Nonperturbative renormalization-group approach preserving the momentum dependence of correlation functions

TL;DR

This paper introduces an improved nonperturbative renormalization group method that maintains the full momentum dependence of correlation functions, enabling detailed analysis of quantum models and spectral functions with manageable computational effort.

Contribution

It develops a new approximation scheme that extends the local potential approximation by incorporating momentum-dependent derivative terms, facilitating the study of complex correlation functions.

Findings

Successfully applied to the 2D quantum O(N) model at zero temperature.

Enabled calculation of higher-order correlation functions like scalar susceptibility and conductivity.

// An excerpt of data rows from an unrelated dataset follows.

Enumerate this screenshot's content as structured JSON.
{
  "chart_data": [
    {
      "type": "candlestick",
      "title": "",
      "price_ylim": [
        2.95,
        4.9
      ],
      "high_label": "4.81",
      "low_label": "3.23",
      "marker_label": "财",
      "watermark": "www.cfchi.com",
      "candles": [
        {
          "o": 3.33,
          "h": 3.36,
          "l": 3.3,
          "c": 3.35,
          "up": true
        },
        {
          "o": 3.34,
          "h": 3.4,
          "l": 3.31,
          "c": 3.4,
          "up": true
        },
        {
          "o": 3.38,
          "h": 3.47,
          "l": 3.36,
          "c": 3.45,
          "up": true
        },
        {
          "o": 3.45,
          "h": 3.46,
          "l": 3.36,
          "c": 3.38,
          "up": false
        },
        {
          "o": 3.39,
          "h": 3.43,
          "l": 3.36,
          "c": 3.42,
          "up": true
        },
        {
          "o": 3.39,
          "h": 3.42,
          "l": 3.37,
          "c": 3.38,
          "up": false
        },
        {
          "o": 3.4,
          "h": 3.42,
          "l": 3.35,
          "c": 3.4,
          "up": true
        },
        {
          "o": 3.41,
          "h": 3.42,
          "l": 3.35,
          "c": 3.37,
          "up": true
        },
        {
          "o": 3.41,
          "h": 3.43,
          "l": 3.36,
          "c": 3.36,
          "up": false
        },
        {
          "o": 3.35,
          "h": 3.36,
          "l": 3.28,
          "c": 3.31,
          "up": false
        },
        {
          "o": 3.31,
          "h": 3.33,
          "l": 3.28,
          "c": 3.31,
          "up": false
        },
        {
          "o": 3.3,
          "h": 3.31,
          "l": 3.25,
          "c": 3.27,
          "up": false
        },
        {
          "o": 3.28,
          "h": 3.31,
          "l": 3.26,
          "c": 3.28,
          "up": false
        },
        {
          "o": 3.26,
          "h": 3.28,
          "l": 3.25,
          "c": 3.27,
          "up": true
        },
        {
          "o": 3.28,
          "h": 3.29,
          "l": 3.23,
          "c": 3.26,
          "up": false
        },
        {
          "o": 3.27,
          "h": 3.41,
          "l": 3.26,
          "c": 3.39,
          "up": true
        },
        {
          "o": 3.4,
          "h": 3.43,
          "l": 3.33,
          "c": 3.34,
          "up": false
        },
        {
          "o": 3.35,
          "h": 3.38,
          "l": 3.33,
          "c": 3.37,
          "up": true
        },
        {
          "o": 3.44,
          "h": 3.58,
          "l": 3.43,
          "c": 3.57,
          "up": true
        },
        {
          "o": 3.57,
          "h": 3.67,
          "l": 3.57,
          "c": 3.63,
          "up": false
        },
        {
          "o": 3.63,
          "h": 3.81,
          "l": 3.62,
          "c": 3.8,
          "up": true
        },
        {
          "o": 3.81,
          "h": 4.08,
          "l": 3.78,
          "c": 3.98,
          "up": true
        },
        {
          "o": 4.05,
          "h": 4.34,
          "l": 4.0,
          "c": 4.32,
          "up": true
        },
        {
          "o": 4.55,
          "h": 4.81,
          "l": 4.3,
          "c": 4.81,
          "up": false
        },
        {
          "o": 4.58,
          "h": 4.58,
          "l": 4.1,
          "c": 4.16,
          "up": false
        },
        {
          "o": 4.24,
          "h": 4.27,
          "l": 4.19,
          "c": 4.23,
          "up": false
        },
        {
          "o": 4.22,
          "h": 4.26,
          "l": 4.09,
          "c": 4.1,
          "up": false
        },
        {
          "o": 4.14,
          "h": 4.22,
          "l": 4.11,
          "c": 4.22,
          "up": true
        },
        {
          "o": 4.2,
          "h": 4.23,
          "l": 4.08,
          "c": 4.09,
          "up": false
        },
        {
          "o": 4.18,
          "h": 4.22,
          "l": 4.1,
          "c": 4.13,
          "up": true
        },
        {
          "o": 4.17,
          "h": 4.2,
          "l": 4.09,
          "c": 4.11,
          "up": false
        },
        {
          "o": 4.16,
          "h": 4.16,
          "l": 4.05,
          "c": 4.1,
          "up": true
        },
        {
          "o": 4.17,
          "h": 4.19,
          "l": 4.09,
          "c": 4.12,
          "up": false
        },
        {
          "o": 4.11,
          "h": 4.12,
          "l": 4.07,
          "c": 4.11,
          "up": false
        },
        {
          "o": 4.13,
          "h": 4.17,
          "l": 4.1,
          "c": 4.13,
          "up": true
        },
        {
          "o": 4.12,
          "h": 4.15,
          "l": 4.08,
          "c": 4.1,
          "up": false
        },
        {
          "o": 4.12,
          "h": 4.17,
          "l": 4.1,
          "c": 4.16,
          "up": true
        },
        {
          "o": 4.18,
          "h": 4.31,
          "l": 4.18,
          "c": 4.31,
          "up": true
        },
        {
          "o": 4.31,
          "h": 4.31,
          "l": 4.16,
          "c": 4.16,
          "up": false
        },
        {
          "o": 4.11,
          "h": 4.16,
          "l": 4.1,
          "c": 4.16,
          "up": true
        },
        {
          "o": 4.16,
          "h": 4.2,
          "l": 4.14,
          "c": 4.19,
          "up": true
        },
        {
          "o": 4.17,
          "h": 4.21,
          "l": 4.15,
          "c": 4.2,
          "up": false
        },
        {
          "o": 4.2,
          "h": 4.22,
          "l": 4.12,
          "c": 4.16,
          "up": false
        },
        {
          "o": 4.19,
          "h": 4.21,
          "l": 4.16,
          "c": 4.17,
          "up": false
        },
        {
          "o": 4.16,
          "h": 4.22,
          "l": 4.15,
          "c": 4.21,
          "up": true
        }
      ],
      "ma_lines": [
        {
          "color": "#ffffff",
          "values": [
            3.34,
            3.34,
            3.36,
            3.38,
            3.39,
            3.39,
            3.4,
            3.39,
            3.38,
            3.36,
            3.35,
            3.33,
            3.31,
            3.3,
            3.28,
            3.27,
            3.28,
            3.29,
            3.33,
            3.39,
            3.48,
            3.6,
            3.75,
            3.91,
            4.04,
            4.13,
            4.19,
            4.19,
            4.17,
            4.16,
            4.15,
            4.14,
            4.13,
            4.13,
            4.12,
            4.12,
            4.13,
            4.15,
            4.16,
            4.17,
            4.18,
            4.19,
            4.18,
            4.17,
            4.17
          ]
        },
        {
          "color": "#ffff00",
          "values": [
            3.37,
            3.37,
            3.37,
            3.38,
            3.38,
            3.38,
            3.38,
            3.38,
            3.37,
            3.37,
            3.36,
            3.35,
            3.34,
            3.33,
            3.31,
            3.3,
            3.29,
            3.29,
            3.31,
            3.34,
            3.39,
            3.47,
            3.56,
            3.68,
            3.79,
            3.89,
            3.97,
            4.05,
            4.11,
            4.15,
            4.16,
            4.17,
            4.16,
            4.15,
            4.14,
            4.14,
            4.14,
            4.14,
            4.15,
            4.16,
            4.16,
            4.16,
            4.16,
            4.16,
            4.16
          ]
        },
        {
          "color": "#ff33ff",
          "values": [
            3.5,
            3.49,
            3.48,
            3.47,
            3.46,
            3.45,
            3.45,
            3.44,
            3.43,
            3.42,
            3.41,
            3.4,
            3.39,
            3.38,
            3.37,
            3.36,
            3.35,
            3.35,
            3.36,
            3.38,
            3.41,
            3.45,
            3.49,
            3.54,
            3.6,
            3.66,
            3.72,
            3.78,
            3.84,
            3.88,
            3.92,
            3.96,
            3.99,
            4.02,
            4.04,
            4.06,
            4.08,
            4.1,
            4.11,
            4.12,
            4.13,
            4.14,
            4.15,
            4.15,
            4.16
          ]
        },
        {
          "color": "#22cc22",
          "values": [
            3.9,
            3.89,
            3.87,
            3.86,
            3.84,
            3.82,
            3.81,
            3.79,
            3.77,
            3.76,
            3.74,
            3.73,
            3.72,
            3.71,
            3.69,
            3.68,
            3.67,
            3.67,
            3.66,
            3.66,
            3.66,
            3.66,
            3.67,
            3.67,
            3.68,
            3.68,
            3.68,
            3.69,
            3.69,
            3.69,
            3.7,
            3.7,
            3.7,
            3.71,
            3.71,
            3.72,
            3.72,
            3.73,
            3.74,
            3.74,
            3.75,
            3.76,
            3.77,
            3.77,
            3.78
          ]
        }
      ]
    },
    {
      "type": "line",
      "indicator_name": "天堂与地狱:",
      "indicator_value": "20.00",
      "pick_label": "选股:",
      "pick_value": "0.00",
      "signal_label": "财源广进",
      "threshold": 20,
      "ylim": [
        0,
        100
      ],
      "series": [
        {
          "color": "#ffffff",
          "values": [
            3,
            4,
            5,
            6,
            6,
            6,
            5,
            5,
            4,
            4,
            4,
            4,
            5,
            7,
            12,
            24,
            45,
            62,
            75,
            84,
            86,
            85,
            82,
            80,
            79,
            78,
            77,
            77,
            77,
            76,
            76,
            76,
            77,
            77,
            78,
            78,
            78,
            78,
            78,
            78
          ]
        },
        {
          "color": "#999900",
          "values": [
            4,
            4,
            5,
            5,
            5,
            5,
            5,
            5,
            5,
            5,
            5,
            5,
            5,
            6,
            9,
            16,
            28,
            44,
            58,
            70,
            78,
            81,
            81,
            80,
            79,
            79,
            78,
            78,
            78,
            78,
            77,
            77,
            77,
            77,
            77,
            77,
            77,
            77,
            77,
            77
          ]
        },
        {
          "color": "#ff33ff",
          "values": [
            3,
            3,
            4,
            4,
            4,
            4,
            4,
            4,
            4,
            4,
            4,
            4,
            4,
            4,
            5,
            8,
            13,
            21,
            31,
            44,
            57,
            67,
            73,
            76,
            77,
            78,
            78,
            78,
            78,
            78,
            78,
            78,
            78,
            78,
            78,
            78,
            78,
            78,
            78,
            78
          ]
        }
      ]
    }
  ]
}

Demonstrated the use of Padé approximants for analytic continuation to obtain spectral functions.

Abstract

We present an approximation scheme of the nonperturbative renormalization group that preserves the momentum dependence of correlation functions. This approximation scheme can be seen as a simple improvement of the local potential approximation (LPA) where the derivative terms in the effective action are promoted to arbitrary momentum-dependent functions. As in the LPA the only field dependence comes from the effective potential, which allows us to solve the renormalization-group equations at a relatively modest numerical cost (as compared, e.g., to the Blaizot--Mend\'ez-Galain--Wschebor approximation scheme). As an application we consider the two-dimensional quantum O($N$) model at zero temperature. We discuss not only the two-point correlation function but also higher-order correlation functions such as the scalar susceptibility (which allows for an investigation of the "Higgs" amplitude mode) and the conductivity. In particular we show how, using Pad\'e approximants to perform the analytic continuation $i\omega_n\to\omega+i0^+$ of imaginary frequency correlation functions $\chi(i\omega_n)$ computed numerically from the renormalization-group equations, one can obtain spectral functions in the real-frequency domain.